College Funding Sources
There are a number of ways that college students fund their education.
- Parents’ Savings
- Student’s Savings
- Grants and Scholarships
- Student Loans
- Student Employment
In most cases, many of these factors come into play. But early on, parents should have a strategy for paying for college. Clearly, if at all possible, student loans should be avoided. These loans saddle your children with college loan payments long into their careers.
And some careers make paying back student loans harder than other careers.
Experts recommend that parents first look at what percentages of costs might be borne through each of these resources. For example, you may want your student’s savings from their pre-college years to pay 5% of the cost. Perhaps you will want your student to be employed part-time during their college years, paying perhaps another 5% of the cost. Each family’s views on these sources will be individualized, so consider it carefully.
Calculating College Costs and Savings Needs
Once you have estimated the annual amount in today’s dollars that you will need for your student’s education, visit the College Board’s College Savings Calculator to see how much you will need to save each month to be ready when your child hits his or her freshman year in college.
- State Sponsored Savings Plans. Federal law has created what are known as 529 Plans. These plans are sponsored by states and allow you to save for (and in some cases prepay) college tuition at one or more state-sponsored public colleges or universities. The major advantages of 529 plans are:
- Income grows tax deferred. You will not pay federal or state taxes on the amount you set aside each month in these plans.
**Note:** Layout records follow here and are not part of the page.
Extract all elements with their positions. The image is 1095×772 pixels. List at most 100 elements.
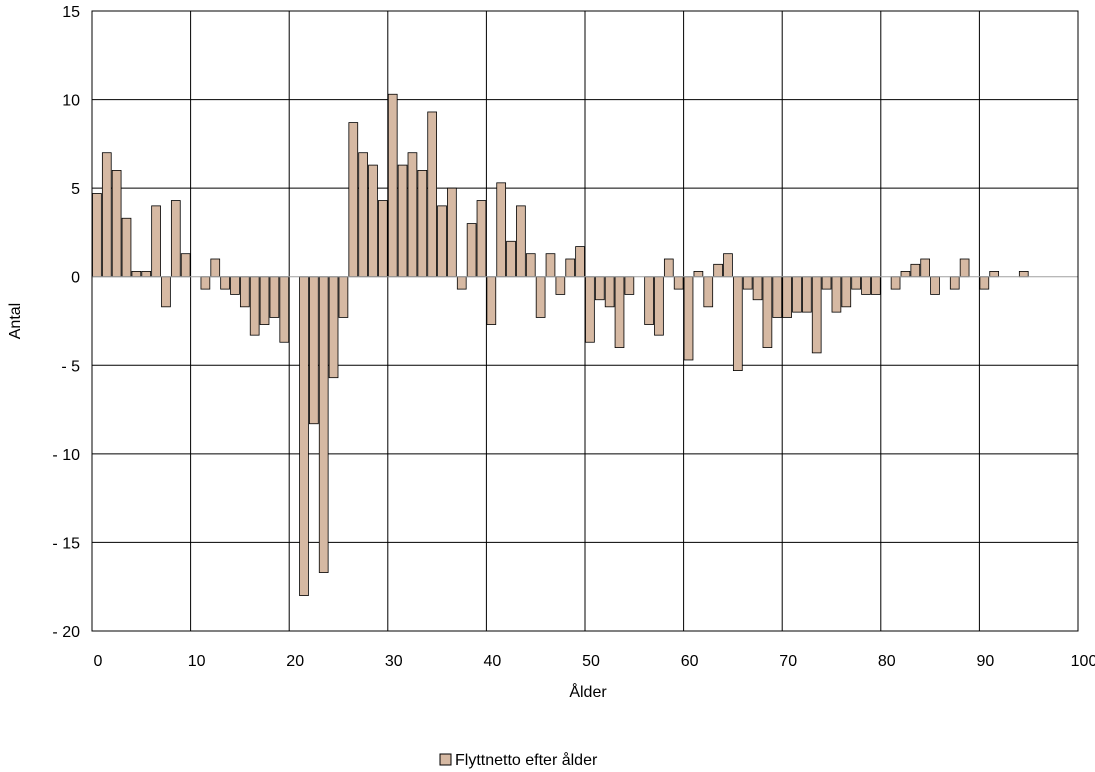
bar [673,276,684,290]
x-tick-label: 70 [779,653,797,670]
bar [525,253,536,278]
bar [693,270,704,278]
bar [604,276,615,308]
x-tick-label: 0 [94,653,103,670]
bar [654,276,664,336]
bar [358,152,368,278]
bar [387,93,398,278]
bar [545,253,556,278]
bar [92,193,102,278]
bar [920,258,930,278]
bar [871,276,881,295]
bar [437,205,447,278]
bar [772,276,783,318]
bar [506,240,516,278]
bars [92,93,1029,596]
bar [328,276,339,379]
bar [555,276,566,295]
bar [180,253,191,278]
bar [732,276,743,371]
bar [890,276,901,290]
bar [456,276,467,290]
legend: Flyttnetto efter ålder [439,751,598,769]
bar [368,164,378,278]
bar [170,200,181,278]
bar [831,276,842,313]
y-tick-label: - 5 [61,358,80,375]
bar [220,276,230,290]
y-tick-labels: 15 10 5 0 - 5 - 10 - 15 - 20 [52,4,80,641]
bar [663,258,674,278]
bar [861,276,871,295]
y-axis-title: Antal [7,303,24,339]
bar [427,111,438,278]
bar [762,276,773,348]
y-tick-label: 10 [62,93,80,110]
bar [447,187,457,278]
bar [979,276,990,290]
bar [417,170,428,278]
bar [407,152,418,278]
bar [239,276,250,308]
bar [318,276,329,573]
bar [900,270,911,278]
bar [230,276,240,295]
bar [782,276,792,318]
x-tick-label: 20 [286,653,304,670]
bar [910,263,921,278]
bar [516,205,526,278]
bar [269,276,280,318]
x-tick-label: 80 [878,653,896,670]
bar [989,270,1000,278]
bar [851,276,861,290]
bar [644,276,654,325]
bar [161,276,171,308]
plot-area [91,10,1079,632]
bar [476,200,487,278]
bar [200,276,211,290]
x-tick-labels: 0 10 20 30 40 50 60 70 80 90 100 [94,653,1095,670]
bar [713,263,723,278]
bar [624,276,635,295]
bar [949,276,960,290]
bar [821,276,832,290]
bar [792,276,802,313]
y-tick-label: - 15 [52,535,80,552]
bar [841,276,852,308]
x-axis-title: Ålder [569,682,607,701]
bar [614,276,625,348]
bar [535,276,546,318]
x-tick-label: 30 [385,653,403,670]
bar [279,276,290,343]
bar [565,258,576,278]
bar [111,170,122,278]
bar [486,276,497,325]
bar [121,217,132,278]
bar [101,152,112,278]
bar [683,276,694,361]
x-tick-label: 10 [188,653,206,670]
x-tick-label: 60 [681,653,699,670]
bar [299,276,309,596]
x-tick-label: 90 [977,653,995,670]
bar [378,200,388,278]
bar [585,276,595,343]
bar [703,276,714,308]
plot-border [91,10,1079,632]
x-tick-label: 100 [1071,653,1095,670]
bar [802,276,812,313]
y-tick-label: 0 [71,270,80,287]
bar [348,122,359,278]
x-tick-label: 40 [484,653,502,670]
bar [259,276,270,325]
bar [811,276,822,354]
legend-swatch [439,753,452,766]
y-tick-label: 5 [71,181,80,198]
y-tick-label: 15 [62,4,80,21]
bar [309,276,319,425]
x-tick-label: 50 [582,653,600,670]
bar [141,270,152,278]
bar [594,276,605,301]
bar [131,270,142,278]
- Distributions are not taxed federally. When you draw funds out of these plans, the money you draw out is not subject to federal income tax.
- The owner of the account stays in control. Your student cannot just draw out funds for some other purpose; the parent (or grandparent or another person who owns the account) makes the decisions about how and when it is used.
- Plan assets are professionally managed. Rather than putting your college funds into a certificate of deposit or the stock market, the 529 plan is managed by professional investment managers.
- Savings is comparatively painless. Once you enroll and authorize automatic deductions, the deposits come out automatically in the way your specify. You can kick back, relax and watch the fund build.
Each state’s 529 plan is a little different. Find information about your state’s 529 plan at the Saving For College site.
Coverdell Education Savings Account
These accounts are available through a variety of financial institutions. The main features of an ESA are:
- Up to $2000 per year can be set aside; the contributions are not tax-deductible, but the interest earned is
- Contributions can be made until the student beneficiary reaches 18
- Funds can be used for college, but they can also be used for eligible expenses for primary and secondary school years as well
- ESA plans are good but are not enough all by themselves for most college savings plans.
The Roth IRA is mainly a retirement savings account, but proceeds can be used for educational expenses for the IRA owner, spouse or children. Contributions to the Roth IRA, like the ESA, are not tax deductible, but all interest earned is tax-free. You can contribute up to $4,000 per year into a Roth IRA. Again, you will want to use Roth in conjunction with other plans.
Many parents set up a regular savings account at their bank or credit union for college savings. This is a very flexible approach as there are no limits on how the funds are used. But with that flexibility comes the lack of any tax advantages.
There are a number of programs offered currently that allow you to get credits for purchases you make on your credit card or in other ways that accumulate college savings. The most popular of these programs include:
- BabyMint. When you join BabyMint, you receive rebates from BabyMint affiliated retailers and rebates on the use of their MBNA BabyMint credit card.
- UPromise Like BabyMint, when you sign up for UPromise and use your credit card at selected retailers, rebates can be applied to a 529 college savings plan.
The most important part of saving for college is setting your goal and planning to achieve it. By taking a realistic look at your college expense needs and identifying a balance between funding and savings resources, you can be prepared for the time when your child enters college and begins his or her preparations for a rewarding education and career.